#39 怪異化の闇

 目の前で起こったことなのに、いまだに信じられない。が、それでも、未知のダンジョンに挑んでいるのだから、こういうこともあるのは当然こと。今回の犠牲が、たまたま花子さんだっただけ。


 などと割り切れるような性格ではない。気が動転して、花子さんを消し去った相手の姿を確認することすら忘れていた。


「馬鹿たれ! 動きを止めるな!」


 芳恵さんの一言に、ギリギリ身体が反応する。そのおかげで、突如現れた何者かの攻撃を間一髪でかわすことが出来た。


「しっかりしな! お前さんがやられちまったら元も子もない!」

「けど!」

「けども何もあるか! くどくど言う前に、まずはあいつを何とかしな!」


 言われて、ようやく相手の姿を確認する。


 身長はホブゴブリンより少し高い。筋肉はより発達していて、戦闘に適した体型となっている。手に持っているのは多少歪だが斧のようだ。顔の造形から、ゴブリンの一種であることはわかるものの、これまでの個体と一線を画した存在であることは明らか。


 何より目を引くのはその恰好。何とこのゴブリン、どこで手に入れたのか、鎧をまとっているのだ。鎧の材質まではわからないが、その表面には多少へこみが見られるので、それなりの戦闘経験があることがわかる。


 しかし、今の俺にとっては、そんなことはどうでもいいこと。奴は花子さんのかたきである。早々に打ち倒してしまいたいという欲求に、俺は飲み込まれていた。


 俺はバールを手に突貫とっかん。名前もわからないゴブリンに攻撃を仕掛ける。まずは上段から頭部を狙った一撃。ゴブリンメイジを倒した時以上に、パワーとスピードを載せた攻撃だ。これならばどんな相手でも一撃で終わるだろう。そう思った。しかし――。

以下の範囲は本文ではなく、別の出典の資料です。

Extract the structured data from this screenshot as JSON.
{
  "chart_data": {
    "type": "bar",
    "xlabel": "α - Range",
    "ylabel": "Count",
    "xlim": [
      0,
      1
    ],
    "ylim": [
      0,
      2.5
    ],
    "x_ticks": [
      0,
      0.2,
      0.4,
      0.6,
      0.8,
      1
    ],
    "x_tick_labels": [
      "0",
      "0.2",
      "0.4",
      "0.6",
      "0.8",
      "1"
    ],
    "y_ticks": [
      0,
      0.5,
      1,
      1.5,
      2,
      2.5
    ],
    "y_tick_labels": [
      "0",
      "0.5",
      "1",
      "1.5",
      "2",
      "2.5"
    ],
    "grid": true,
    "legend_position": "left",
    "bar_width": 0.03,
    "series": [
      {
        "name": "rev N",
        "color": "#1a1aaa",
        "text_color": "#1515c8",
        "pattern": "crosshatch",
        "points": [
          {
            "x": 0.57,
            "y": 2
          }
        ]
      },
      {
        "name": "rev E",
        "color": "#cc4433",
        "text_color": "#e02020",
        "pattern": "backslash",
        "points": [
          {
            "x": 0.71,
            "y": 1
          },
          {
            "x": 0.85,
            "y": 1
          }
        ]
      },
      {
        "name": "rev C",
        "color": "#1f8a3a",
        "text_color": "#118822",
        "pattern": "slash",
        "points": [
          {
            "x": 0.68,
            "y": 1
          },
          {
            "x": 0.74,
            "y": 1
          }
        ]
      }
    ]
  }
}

 ぎろりと、ゴブリンの目がこちらに向いたのが見え、次の瞬間に俺が振り下ろしたバールが、見事に奴の手の中に納まる。


 攻撃を見切られた。そう思ったのも束の間。とてつもない衝撃が、背中から伝わる。一瞬何が起こったのかわからなかったが、周囲を見渡してすぐに気付いた。俺は投げ飛ばされて、壁に叩きつけられたのだ。大きく陥没した背後の壁が、その衝撃の強さを物語っている。恐らく八尺様の耐久力が付加されていなければ、俺は即死だっただろう。


「何のこれしき! 花子さんの痛みに比べれば!」


 俺は再びゴブリンに突撃した。今度は相手の高身長を逆手に取り、下からの胴薙ぎを狙う。だがそれも、読んでいたとばかりに、タイミングよく斧の一撃が振ってきた。このまま飛び込めば斧で真っ二つにされてしまう。そう思って減速すると、そのまま振り下ろされた斧が地面を砕き、その破片の一部がこちらに向って飛んで来て、俺の腹部に命中。その衝撃で肺の中の空気が口から噴き出し、脳の酸欠をもたらす。


働かなくなった頭。薄れて行く意識。それでも止まらない憎しみの心。それらが重なり視界が黒く覆われて行く。


「ぽ! ぽぽぽ!(ダメ! それはいけない!)」


 澄香さんの声が聞こえた気がするが、俺の意識は暗闇に落ちつつあり、何を言っているのか理解が出来なかった。


 意識が途絶えそうになった時。俺の中からどす黒い何かが湧き上がる。それは、最初に怪異化を体験した時に感じたそれを、より濃く煮詰めたような、暗黒の気配。それが一気に俺の身体を支配して、再度俺の身体を活動させた。


 俺の口から、とても人間のものとは思えないような咆哮が響く。そして、目の前に迫るゴブリンの姿。その速度は、これまでの比ではない。手足は空気のように軽く、俺の身体を前へ前へと進ませ、攻撃の瞬間、今度はまるで重金属のように重たい物質に変ったかのように、凄まじい破壊力の一撃を、ゴブリンに加えていた。


 ゴブリンは斧で俺の一撃を受けていたのだが、その斧の金属部分は粉々に砕け散り、ゴブリン自身も壁へと激突している。


 これまでの怪異化とは比較にならないほどの出力。意識が曖昧なこと意外は、今の状況としては好ましい。相手は花子さんのかたきで、憎むべき対象だ。その相手を追い込むことが出来るのなら、俺はどうなってもいい。


 そんな俺の意思を反映したのかどうなのか。俺の身体は壁にもたれかかっているゴブリンに追い打ちをかけるべく、行動を開始。手にしたバールに更に強化をかけて、ゴブリンの左肩に向って、バールを振り下ろした。